There is logic to account for up to 6 separate deals that can span across a period of 15 years. The assumption configuration was designed for ease of use with smart formulas for making it easy to plan out the amount of months each deal is held for when the next deal starts, and the initial construction costs / acquisition period for each deal. All of this data flows to the same timeline, but also automatically populates separate cash flow waterfalls on a per deal basis where the user can adjust IRR hurdle rates, contribution percentages, and cash distribution splits at each hurdle.
The real magic here is being able to show all 6 deals independently and within the same timeline in aggregate. The aggregation is a good way to see ongoing equity requirements of the sponsor or investor (meaning this financial model can be used for either view and show minimum equity required to accomplish up to 6 entries and exits).
The general assumptions for each deal involve defining the initial land purchase, development/construction, and/or the acquisition of an existing self storage property based on the entry cap rate and existing NOI. Also, the user will define assumptions for total units, revenue per unit, occupancy, growth of occupancy, and the stabilized long-term occupancy rate. Expenses are fairly straightforward as well and involve a yearly cost per square foot and sales and marketing costs as a percentage of gross revenue.

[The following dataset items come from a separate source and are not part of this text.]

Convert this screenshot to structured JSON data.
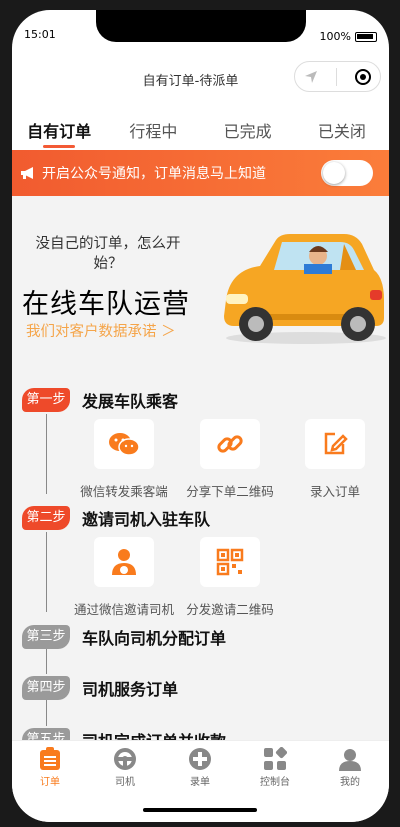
{
  "status": {
    "time": "15:01",
    "battery": "100%"
  },
  "nav": {
    "title": "自有订单-待派单"
  },
  "tabs": [
    "自有订单",
    "行程中",
    "已完成",
    "已关闭"
  ],
  "notice": {
    "text": "开启公众号通知，订单消息马上知道"
  },
  "hero": {
    "question": "没自己的订单，怎么开始？",
    "title": "在线车队运营",
    "subtitle": "我们对客户数据承诺 ＞"
  },
  "steps": [
    {
      "badge": "第一步",
      "text": "发展车队乘客"
    },
    {
      "badge": "第二步",
      "text": "邀请司机入驻车队"
    },
    {
      "badge": "第三步",
      "text": "车队向司机分配订单"
    },
    {
      "badge": "第四步",
      "text": "司机服务订单"
    },
    {
      "badge": "第五步",
      "text": "司机完成订单并收款"
    }
  ],
  "step1_actions": [
    {
      "label": "微信转发乘客端",
      "icon": "wechat-icon"
    },
    {
      "label": "分享下单二维码",
      "icon": "link-icon"
    },
    {
      "label": "录入订单",
      "icon": "edit-icon"
    }
  ],
  "step2_actions": [
    {
      "label": "通过微信邀请司机",
      "icon": "driver-icon"
    },
    {
      "label": "分发邀请二维码",
      "icon": "qrcode-icon"
    }
  ],
  "tabbar": [
    {
      "label": "订单",
      "icon": "clipboard-icon",
      "active": true
    },
    {
      "label": "司机",
      "icon": "steering-wheel-icon",
      "active": false
    },
    {
      "label": "录单",
      "icon": "plus-circle-icon",
      "active": false
    },
    {
      "label": "控制台",
      "icon": "dashboard-icon",
      "active": false
    },
    {
      "label": "我的",
      "icon": "user-icon",
      "active": false
    }
  ],
  "colors": {
    "accent": "#f35a35",
    "orange": "#f97b1d",
    "hint": "#f5a54a"
  }
}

Each deal has independent inputs for all the above assumptions. If you want to model multiple self storage properties being operated in parallel rather than one after the other, that will work by simply entering a negative input for the number of months when each subsequent deal happens relative to when the previous one ends. The cash flow tab will show a negative bank balance, which defines the total equity needed, at minimum, to survive each deal.
The dashboard allows for easy analysis of the entire investment plan by showing lifetime IRR as well as the following metrics on a per deal basis for the GP and LP:
– Initial equity contribution percentage and amount
– Total Cash returned
– Discount rate (for NPV calculations and DCF Analysis of each deal)
– NPV (monthly basis)
– IRR (monthly basis)
There were multiple DCF Analysis summaries done on a monthly and annual basis and for both the sponsor and investor for each deal and in aggregate overall deals.
Plenty of visualizations were added to summarize the final results and rolling cash position.
There is an instructions tab to help users get started easier. All inputs are placeholders so be sure to enter your own inputs into all light yellow cells.